L’eau et le feu

Le 25 juin 2011

Une déflagration de 1,6 km de hauteur. Un tsunami et un violent incendie. Mille six cents immeubles détruits; douze mille endommagés. Des fenêtres éclatées dans un village situé à 100 km de l’explosion. Des milliers de morts et de blessés. Nous viennent tout de suite des images du Japon ou de l’Indonésie. Pourtant, le drame s’est passé chez nous… Retour sur l’histoire d’une catastrophe sans précédent et de ceux qui ont donné leur vie pour tenter l’impossible.

6 décembre 1917. Un matin comme les autres dans le port d’Halifax. Au plus fort de la Première Guerre mondiale, l’activité y est intense : les navires relient l’Amérique à l’Europe dans un va-et-vient constant. Mais à 8 h 43, tout bascule. Deux navires se heurtent. Dans un effort désespéré pour éviter le pire, un homme rassemble un petit équipage et part à la rencontre du pire : incendie, explosion, dévastation. Aujourd’hui, le Musée canadien de la guerre honore leur mémoire.

Voguer à sa perte

Les bateaux chargés de munitions étaient chose courante au port d’Halifax, en 1917 : la guerre faisait rage. En ce jeudi matin du 6 décembre, le navire de secours norvégien Imo quitte le port par le canal gauche; au même moment, le navire de munitions français Mont-Blanc s’y engage, en sens inverse. Mauvaise manœuvre et obstination – aucun ne veut céder le passage – entrainent l’irréparable : les navires entrent en collision.

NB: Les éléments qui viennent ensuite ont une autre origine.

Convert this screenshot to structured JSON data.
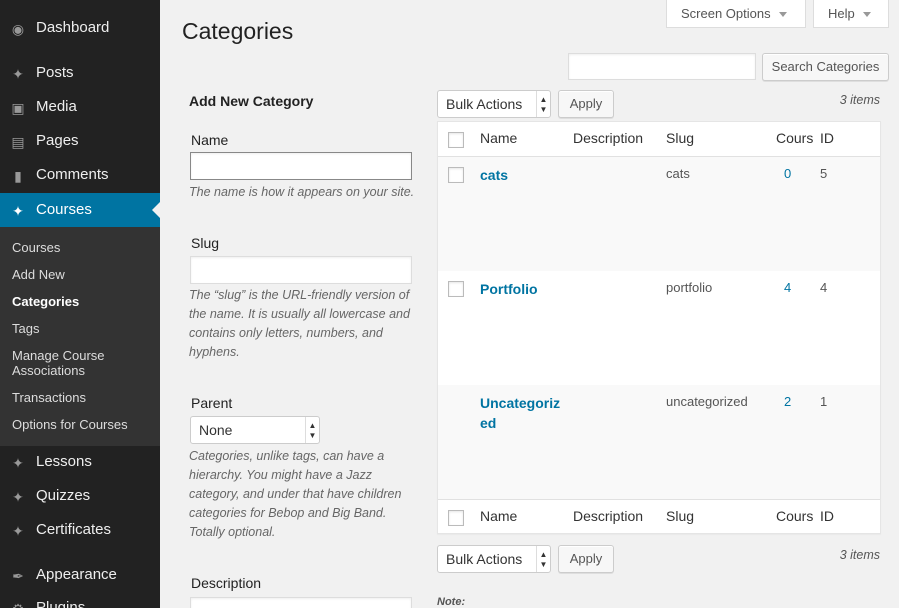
{
  "screen_meta": {
    "screen_options": "Screen Options",
    "help": "Help"
  },
  "sidebar": {
    "menu": [
      {
        "label": "Dashboard",
        "icon": "dashboard-icon"
      },
      {
        "label": "Posts",
        "icon": "pin-icon"
      },
      {
        "label": "Media",
        "icon": "media-icon"
      },
      {
        "label": "Pages",
        "icon": "pages-icon"
      },
      {
        "label": "Comments",
        "icon": "comment-icon"
      },
      {
        "label": "Courses",
        "icon": "pin-icon"
      },
      {
        "label": "Lessons",
        "icon": "pin-icon"
      },
      {
        "label": "Quizzes",
        "icon": "pin-icon"
      },
      {
        "label": "Certificates",
        "icon": "pin-icon"
      },
      {
        "label": "Appearance",
        "icon": "brush-icon"
      },
      {
        "label": "Plugins",
        "icon": "plug-icon"
      }
    ],
    "submenu": [
      "Courses",
      "Add New",
      "Categories",
      "Tags",
      "Manage Course Associations",
      "Transactions",
      "Options for Courses"
    ]
  },
  "page_title": "Categories",
  "search": {
    "button": "Search Categories",
    "value": ""
  },
  "form": {
    "heading": "Add New Category",
    "name_label": "Name",
    "name_desc": "The name is how it appears on your site.",
    "slug_label": "Slug",
    "slug_desc": "The “slug” is the URL-friendly version of the name. It is usually all lowercase and contains only letters, numbers, and hyphens.",
    "parent_label": "Parent",
    "parent_value": "None",
    "parent_desc": "Categories, unlike tags, can have a hierarchy. You might have a Jazz category, and under that have children categories for Bebop and Big Band. Totally optional.",
    "description_label": "Description"
  },
  "table": {
    "bulk_actions": "Bulk Actions",
    "apply": "Apply",
    "items_count": "3 items",
    "columns": [
      "Name",
      "Description",
      "Slug",
      "Courses",
      "ID"
    ],
    "rows": [
      {
        "name": "cats",
        "description": "",
        "slug": "cats",
        "count": "0",
        "id": "5"
      },
      {
        "name": "Portfolio",
        "description": "",
        "slug": "portfolio",
        "count": "4",
        "id": "4"
      },
      {
        "name": "Uncategorized",
        "description": "",
        "slug": "uncategorized",
        "count": "2",
        "id": "1"
      }
    ],
    "note": "Note:"
  },
  "colors": {
    "menu_bg": "#222222",
    "submenu_bg": "#333333",
    "accent": "#0074a2",
    "link": "#0074a2"
  }
}
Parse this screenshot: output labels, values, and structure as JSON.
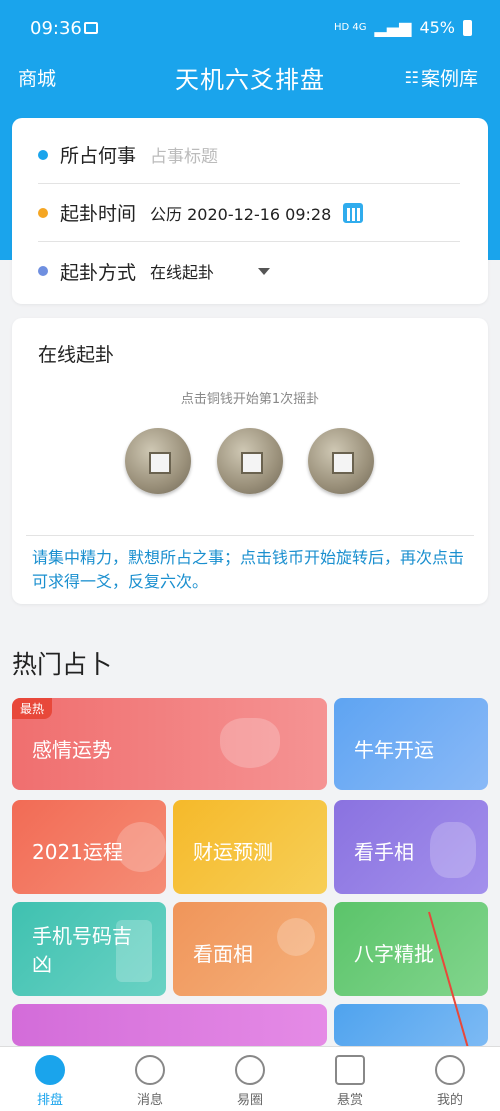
{
  "status": {
    "time": "09:36",
    "battery": "45%",
    "network": "HD 4G"
  },
  "header": {
    "left": "商城",
    "title": "天机六爻排盘",
    "right": "案例库"
  },
  "form": {
    "row1": {
      "label": "所占何事",
      "placeholder": "占事标题"
    },
    "row2": {
      "label": "起卦时间",
      "value": "公历 2020-12-16 09:28"
    },
    "row3": {
      "label": "起卦方式",
      "value": "在线起卦"
    }
  },
  "coins": {
    "title": "在线起卦",
    "tip": "点击铜钱开始第1次摇卦",
    "note": "请集中精力，默想所占之事；点击钱币开始旋转后，再次点击可求得一爻，反复六次。"
  },
  "hot": {
    "title": "热门占卜",
    "badge": "最热",
    "tiles": [
      "感情运势",
      "牛年开运",
      "2021运程",
      "财运预测",
      "看手相",
      "手机号码吉凶",
      "看面相",
      "八字精批"
    ]
  },
  "nav": [
    "排盘",
    "消息",
    "易圈",
    "悬赏",
    "我的"
  ],
  "colors": {
    "brand": "#1aa4ec",
    "dot1": "#1aa4ec",
    "dot2": "#f5a623",
    "dot3": "#6f8fe0"
  }
}
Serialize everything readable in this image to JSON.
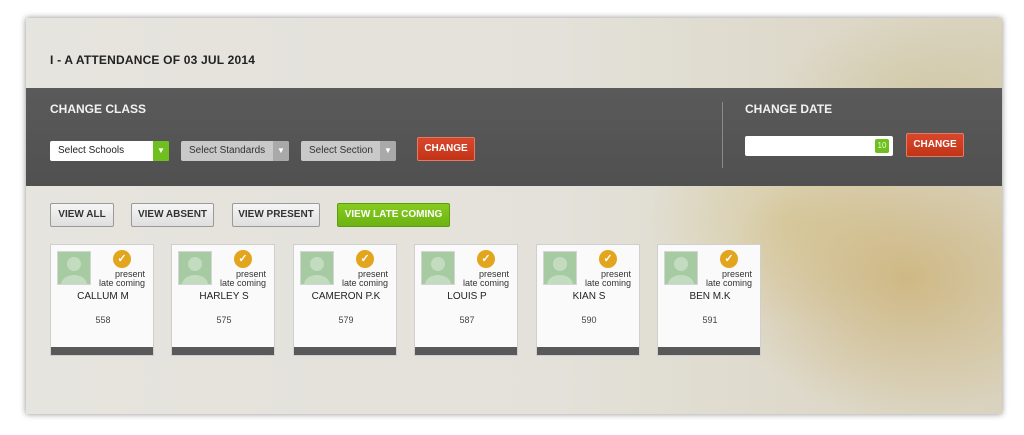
{
  "page": {
    "title": "I - A ATTENDANCE OF 03 JUL 2014"
  },
  "change_class": {
    "title": "CHANGE CLASS",
    "school_select": "Select Schools",
    "standard_select": "Select Standards",
    "section_select": "Select Section",
    "change_label": "CHANGE"
  },
  "change_date": {
    "title": "CHANGE DATE",
    "date_value": "",
    "calendar_icon_text": "10",
    "change_label": "CHANGE"
  },
  "filters": [
    {
      "label": "VIEW ALL",
      "active": false
    },
    {
      "label": "VIEW ABSENT",
      "active": false
    },
    {
      "label": "VIEW PRESENT",
      "active": false
    },
    {
      "label": "VIEW LATE COMING",
      "active": true
    }
  ],
  "students": [
    {
      "name": "CALLUM M",
      "number": "558",
      "status1": "present",
      "status2": "late coming"
    },
    {
      "name": "HARLEY S",
      "number": "575",
      "status1": "present",
      "status2": "late coming"
    },
    {
      "name": "CAMERON P.K",
      "number": "579",
      "status1": "present",
      "status2": "late coming"
    },
    {
      "name": "LOUIS P",
      "number": "587",
      "status1": "present",
      "status2": "late coming"
    },
    {
      "name": "KIAN S",
      "number": "590",
      "status1": "present",
      "status2": "late coming"
    },
    {
      "name": "BEN M.K",
      "number": "591",
      "status1": "present",
      "status2": "late coming"
    }
  ],
  "icons": {
    "check": "check-circle-icon",
    "dropdown": "chevron-down-icon",
    "calendar": "calendar-icon",
    "avatar": "avatar-placeholder-icon"
  },
  "colors": {
    "toolbar": "#555555",
    "red_button": "#c9391c",
    "green_accent": "#6fbf1e",
    "check_badge": "#e2a51d"
  }
}
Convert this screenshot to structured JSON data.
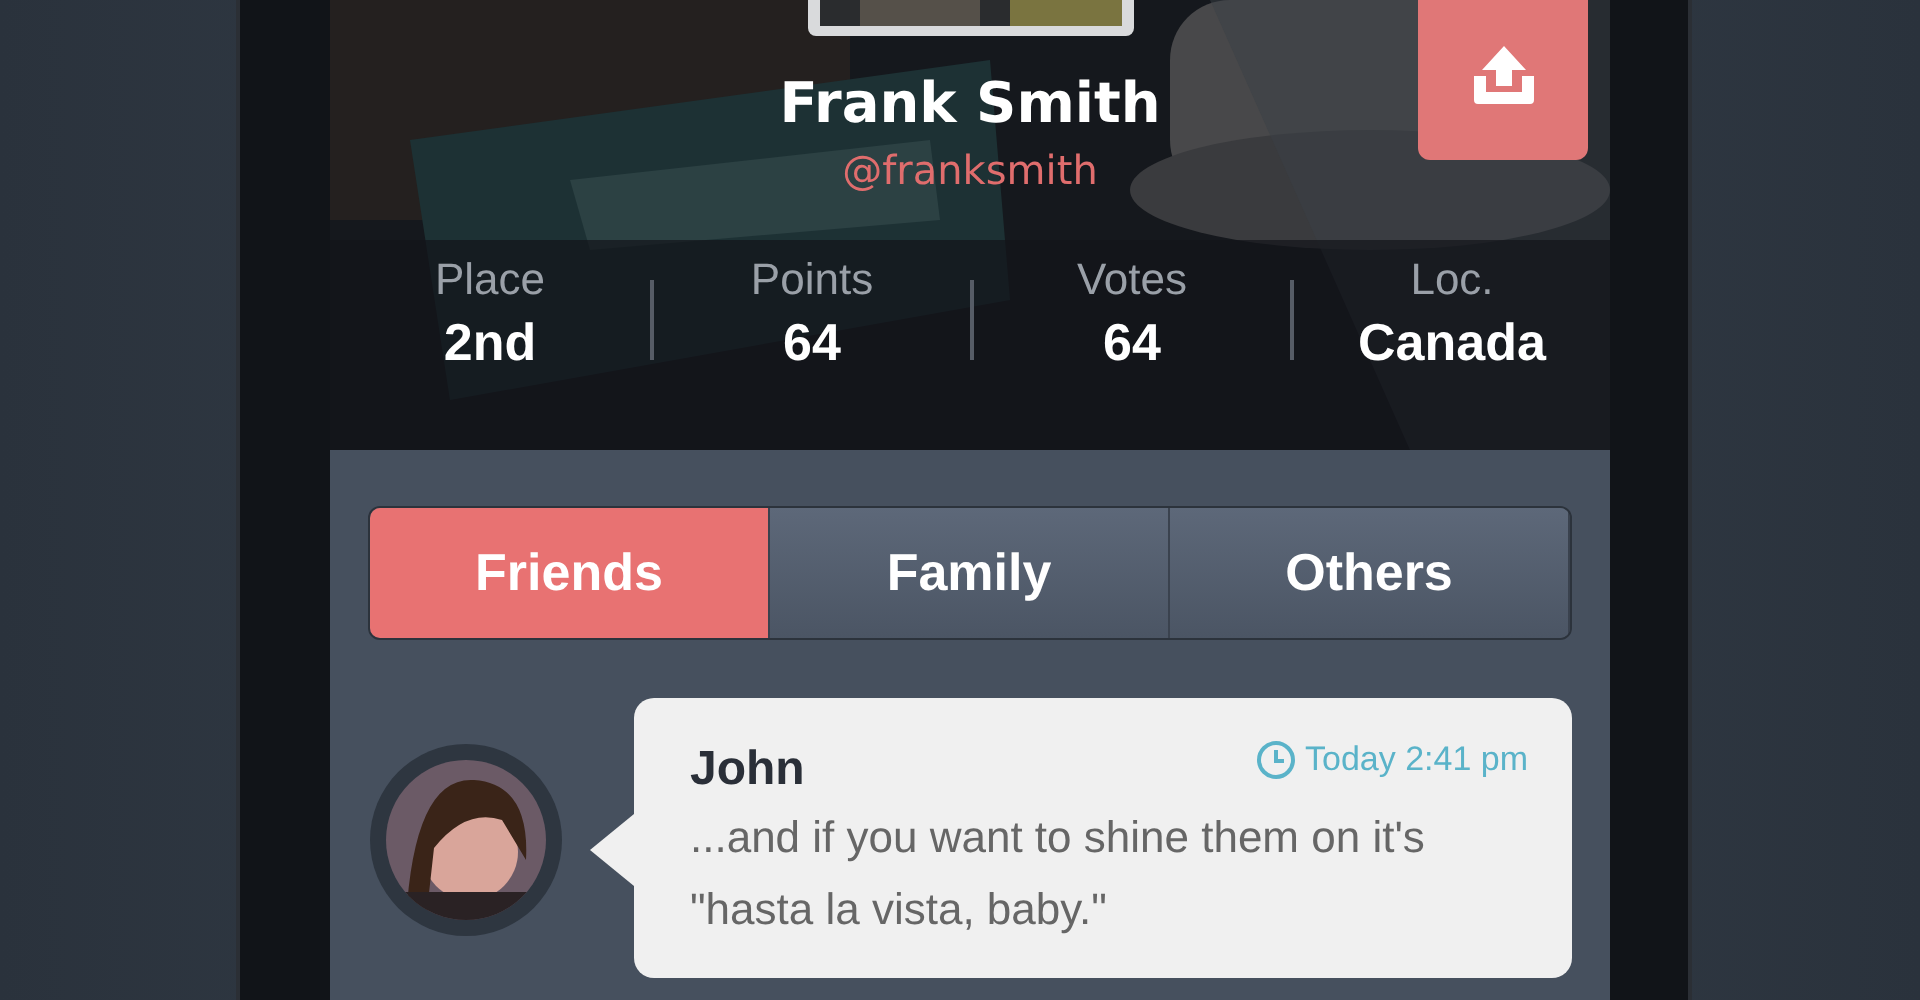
{
  "profile": {
    "name": "Frank Smith",
    "handle": "@franksmith"
  },
  "stats": [
    {
      "label": "Place",
      "value": "2nd"
    },
    {
      "label": "Points",
      "value": "64"
    },
    {
      "label": "Votes",
      "value": "64"
    },
    {
      "label": "Loc.",
      "value": "Canada"
    }
  ],
  "tabs": [
    {
      "label": "Friends",
      "selected": true
    },
    {
      "label": "Family",
      "selected": false
    },
    {
      "label": "Others",
      "selected": false
    }
  ],
  "messages": [
    {
      "name": "John",
      "time": "Today 2:41 pm",
      "text": "...and if you want to shine them on it's \"hasta la vista, baby.\""
    }
  ]
}
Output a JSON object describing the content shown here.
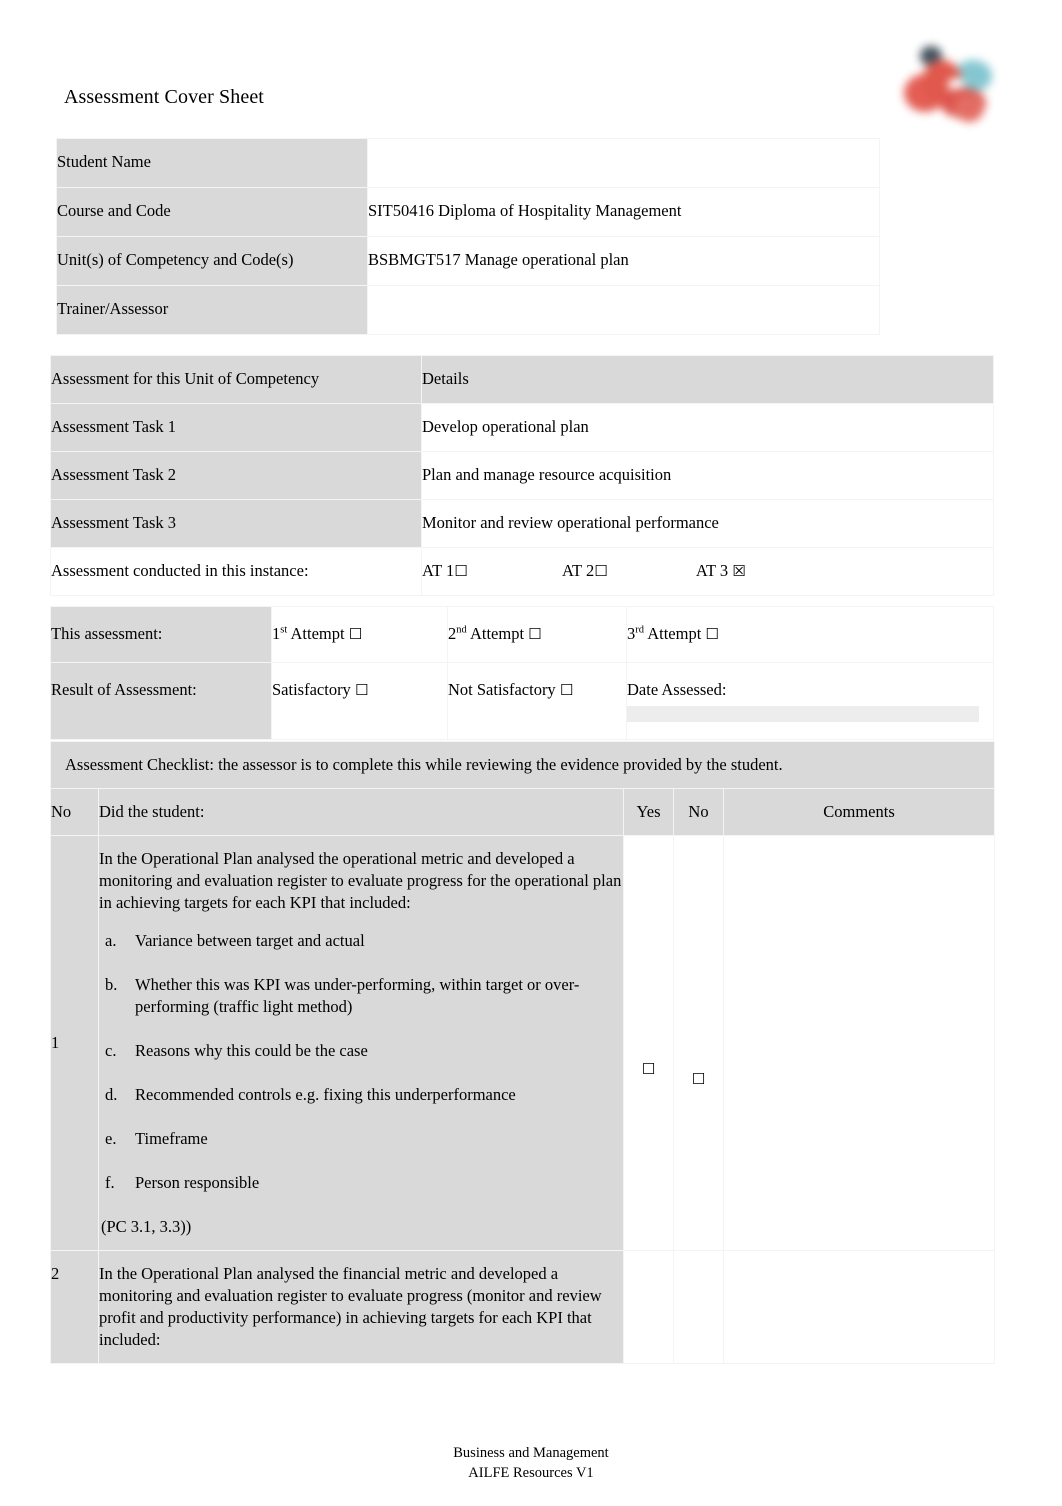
{
  "document": {
    "title": "Assessment Cover Sheet",
    "logo_icon": "ailfe-logo-icon"
  },
  "student_details": {
    "rows": [
      {
        "label": "Student Name",
        "value": ""
      },
      {
        "label": "Course and Code",
        "value": "SIT50416 Diploma of Hospitality Management"
      },
      {
        "label": "Unit(s) of Competency and Code(s)",
        "value": "BSBMGT517 Manage operational plan"
      },
      {
        "label": "Trainer/Assessor",
        "value": ""
      }
    ]
  },
  "assessment_tasks": {
    "header": {
      "col1": "Assessment for this Unit of Competency",
      "col2": "Details"
    },
    "rows": [
      {
        "label": "Assessment Task 1",
        "detail": "Develop operational plan"
      },
      {
        "label": "Assessment Task 2",
        "detail": "Plan and manage resource acquisition"
      },
      {
        "label": "Assessment Task 3",
        "detail": "Monitor and review operational performance"
      }
    ],
    "conducted": {
      "label": "Assessment conducted in this instance:",
      "options": [
        {
          "label": "AT 1",
          "box": "☐",
          "checked": false
        },
        {
          "label": "AT 2",
          "box": "☐",
          "checked": false
        },
        {
          "label": "AT 3",
          "box": "☒",
          "checked": true
        }
      ]
    }
  },
  "result_section": {
    "attempt_label": "This assessment:",
    "attempts": [
      {
        "number": "1",
        "ordinal": "st",
        "text": " Attempt",
        "box": "☐"
      },
      {
        "number": "2",
        "ordinal": "nd",
        "text": " Attempt",
        "box": "☐"
      },
      {
        "number": "3",
        "ordinal": "rd",
        "text": " Attempt",
        "box": "☐"
      }
    ],
    "result_label": "Result of Assessment:",
    "results": [
      {
        "label": "Satisfactory",
        "box": "☐"
      },
      {
        "label": "Not Satisfactory",
        "box": "☐"
      }
    ],
    "date_label": "Date Assessed:",
    "date_value": ""
  },
  "checklist": {
    "banner": "Assessment Checklist: the assessor is to complete this while reviewing the evidence provided by the student.",
    "headers": {
      "no": "No",
      "did": "Did the student:",
      "yes": "Yes",
      "no_col": "No",
      "comments": "Comments"
    },
    "rows": [
      {
        "no": "1",
        "intro": "In the Operational Plan analysed the  operational  metric and developed a monitoring and evaluation register to evaluate progress for the operational plan in achieving targets for each KPI that included:",
        "items": [
          {
            "marker": "a.",
            "text": "Variance between target and actual"
          },
          {
            "marker": "b.",
            "text": "Whether this was KPI was under-performing, within target or over-performing (traffic light method)"
          },
          {
            "marker": "c.",
            "text": "Reasons why this could be the case"
          },
          {
            "marker": "d.",
            "text": "Recommended controls e.g. fixing this underperformance"
          },
          {
            "marker": "e.",
            "text": "Timeframe"
          },
          {
            "marker": "f.",
            "text": "Person responsible"
          }
        ],
        "pc": "(PC 3.1, 3.3))",
        "yes_box": "☐",
        "no_box": "☐",
        "comments": ""
      },
      {
        "no": "2",
        "intro": "In the Operational Plan analysed the  financial metric and developed a monitoring and evaluation register to evaluate progress (monitor and review profit and productivity performance) in achieving targets for each KPI that included:",
        "items": [],
        "pc": "",
        "yes_box": "",
        "no_box": "",
        "comments": ""
      }
    ]
  },
  "footer": {
    "line1": "Business and Management",
    "line2": "AILFE Resources V1"
  },
  "colors": {
    "label_cell": "#d9d9d9",
    "value_cell": "#ffffff",
    "page_background": "#ffffff",
    "text": "#000000"
  }
}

Rapidement, les vapeurs de benzène entreposé sur le pont du Mont-Blanc se répandent et prennent feu. L’équipage quitte le navire en feu et gagne Dartmouth, alors que les flammes s’emparent de la cale où sont entreposées plus de 2 400 tonnes d’explosifs.

Dans une tentative désespérée d’éloigner le Mont-Blanc du port, le capitaine du NCSM Niobe de la Marine royale canadienne envoie à sa rencontre un bateau à vapeur chargé de le remorquer vers le large. Aux commandes du petit groupe de sept marins volontaires, le maître d’équipage adjoint Albert Charles Mattison, 44 ans. Les hommes tentent d’aborder le navire et d’y fixer un câble permettant de le tirer le plus loin possible du port. À 9 heures, 4 minutes, 35 secondes, le Mont-Blanc est pulvérisé dans ce qui sera la plus importante explosion d’origine humaine au monde avant les essais nucléaires. La déflagration souffle tout sur son passage : le port, la ville, le bateau à vapeur et son équipage.

Image gracieusement fournie par Dix Noonan Webb, Londres

Hommage posthume

Le 18 février 1919, le roi George V a décerné à Albert Charles Mattison, à titre posthume, la médaille Albert Medal for Lifesaving at Sea.Cette décoration, créée en 1866 et nommée en l’honneur du prince Albert de Saxe-Cobourg-Gotha, prince consort et époux de la reine Victoria. Elle visait à souligner le courage des personnes ayant sauvé des vies en mer. À partir de 1949, la médaille a été décernée de façon posthume seulement et en 1971 tous les toutes les personnes encore vivantes l’ayant reçue avant 1949 ont été invitées à l’échanger pour la George Cross.

Le Musée canadien de la guerre a récemment fait l’acquisition de la médaille décernée à Mattison. Faite de bronze et d’émail, elle a été acquise pour la somme de 19 000 £ (environ 30 000 $). Cet ajout à la collection vient honorer la mémoire du sacrifice et du courage d’Albert Charles Mattison et de tous ceux qui, comme lui, ont donné leur vie dans l’explosion du port d’Halifax, un événement encore considéré comme l’une des plus terribles tragédies de l’histoire canadienne.